With the anniversary year 2017 approaching, preparations by the state office “Luther 2017”, responsible for the coordination and marketing of the 3 National Special Exhibitions, have increased. The exhibitions will be displayed in 3 locations: at the Deutsches Historisches Museum Berlin in the Martin-Gropius-Bau exhibition hall, at Wartburg Castle in Eisenach and the Augusteum/Luther House in Lutherstadt Wittenberg. Please feel free to combine any of these exhibitions with our group tour suggestions to the Reformation jubilee.
3 National Special Exhibitions in honor to the Reformation jubilee in 2017
The Luther Effect. Protestantism - 500 Years in the World
12th April to 5th November 2017, Deutsches Historisches Museum in the Martin-Gropius-Bau exhibition hall in Berlin
For the first time an exhibition will illustrate the global diversity and effective history of Protestantism, but also its potential for engendering conflict between different cultures.
The exhibition raises questions: What traces of Protestantism can be found in other denominations, religions and concepts of life? How did it change itself through these encounters — and not least of all, in what ways have people adopted and appropriated the Protestant doctrine, how have they shaped it and lived it? The exhibition “The Luther Effect” tells a global story of effect and counter-effect that begins around 1500 and continues on into the present. It is depicted using the examples of Germany and Europe 1450–1600, Sweden 1500–1750, North America 1600–1900, Korea 1850–2000 and present-day Tanzania.
The Deutsches Historisches Museum is presenting the exhibition in the Martin-Gropius-Bau on a area of some 3,000 m2 and bringing together outstanding exponents from national and international lenders, many of which have never before been displayed in Germany. Supplementing the exhibition are numerous cultural and educational events and fringe programmes. A richly illustrated catalogue will also be published.
Luther and the Germans
4th May to 5th November 2017, On the Wartburg in Eisenach
With 350,000 visitors annually, Wartburg Castle is the most visited Luther site worldwide. For almost a year its thick walls protected the reformer after he was declared an outlaw at the Diet at Worms (1521). During his exile he laid the foundation for a unified written German language, translating the New Testament into German.
However, Luther and Lutheranism influenced “the Germans” in many other ways as well. The emphasis on education and the emergence of a “bourgeoisified” clergy in the form of the pastor’s family contributed to the German self-image as a nation of culture.

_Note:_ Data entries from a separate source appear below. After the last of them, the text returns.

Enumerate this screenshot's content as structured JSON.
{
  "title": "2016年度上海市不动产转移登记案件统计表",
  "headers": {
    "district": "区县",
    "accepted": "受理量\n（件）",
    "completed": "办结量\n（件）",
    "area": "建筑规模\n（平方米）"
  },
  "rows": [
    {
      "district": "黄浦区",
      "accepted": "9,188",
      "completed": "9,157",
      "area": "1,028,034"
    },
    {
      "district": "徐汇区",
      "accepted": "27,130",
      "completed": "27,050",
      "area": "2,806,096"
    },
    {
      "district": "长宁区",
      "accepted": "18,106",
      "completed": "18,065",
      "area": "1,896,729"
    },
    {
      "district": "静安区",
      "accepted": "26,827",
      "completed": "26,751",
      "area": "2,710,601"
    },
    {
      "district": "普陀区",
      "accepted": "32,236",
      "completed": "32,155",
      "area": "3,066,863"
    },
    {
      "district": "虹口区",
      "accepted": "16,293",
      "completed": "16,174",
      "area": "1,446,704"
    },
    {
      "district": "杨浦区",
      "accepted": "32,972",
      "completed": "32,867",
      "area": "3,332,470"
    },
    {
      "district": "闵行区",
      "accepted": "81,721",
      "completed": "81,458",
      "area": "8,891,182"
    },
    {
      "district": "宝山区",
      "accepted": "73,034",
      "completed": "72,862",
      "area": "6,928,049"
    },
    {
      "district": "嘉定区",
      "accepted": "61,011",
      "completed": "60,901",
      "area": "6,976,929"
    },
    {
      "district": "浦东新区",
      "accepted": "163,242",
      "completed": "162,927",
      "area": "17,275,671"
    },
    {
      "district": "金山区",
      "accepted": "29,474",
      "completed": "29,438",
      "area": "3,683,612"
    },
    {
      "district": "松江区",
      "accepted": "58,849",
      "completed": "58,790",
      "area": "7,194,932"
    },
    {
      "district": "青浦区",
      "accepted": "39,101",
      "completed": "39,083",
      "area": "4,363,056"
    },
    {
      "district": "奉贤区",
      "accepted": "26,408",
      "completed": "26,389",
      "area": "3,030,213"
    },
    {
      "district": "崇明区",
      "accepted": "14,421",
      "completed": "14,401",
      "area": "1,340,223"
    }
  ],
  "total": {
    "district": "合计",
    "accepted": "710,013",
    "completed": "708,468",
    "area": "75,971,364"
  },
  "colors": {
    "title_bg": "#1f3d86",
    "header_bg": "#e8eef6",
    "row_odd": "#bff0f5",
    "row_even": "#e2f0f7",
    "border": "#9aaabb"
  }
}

On the political level, the reformation’s ideas and the religious schism that followed, led to several military conflicts, such as the Peasants’ War of 1525 or the Thirty Years’ War. Notably, the reformer’s alleged deference to authority was later seen as the “original sin” of the Germans—the primordial cause for the Nazi Party’s rise to power.
This view was long prevalent in the GDR. The exhibition shows how every era of German history coined its very own image of Luther. Succinct reformatory themes will be presented in the context of cultural and political developments, creating a link from Luther’s lifetime to today. As an atmospheric highlight, Luther’s authentic living quarters await the visitor at the end of the tour.
Luther! 95 People – 95 Treasures
13th May to 5th November 2017, An exhibition of the Stiftung Luthergedenkstätten in Sachsen-Anhalt in the Augusteum/Luther House in Lutherstadt Wittenberg
Wittenberg is the birthplace of the Reformation and the most important site of Martin Luther’s life and work. In this historic location will be shown in 2017 the exhibition “Luther!95 People – 95 Treasures”.
Part one will introduce ninety-five individuals with personal ties to Martin Luther and his work. Luther’s impact was varied: He inspired and infuriated people, he touched and repulsed them—but he never left anyone indifferent. Ninety-five approaches to Luther will be presented, encouraging guests to find their own approach to him. And the question of Luther’s meaning for us today will be raised.
Part two will be devoted to Luther himself. This exhibition will free the historical Luther from the ballast of five centuries of reception history. “95 Treasures” will serve to bring Luther the man to life. Exceptional objects on loan from Germany and abroad will include Luther’s private Bible from Veste Coburg, archaeological finds from the stations of his life, and his holograph will of 1542.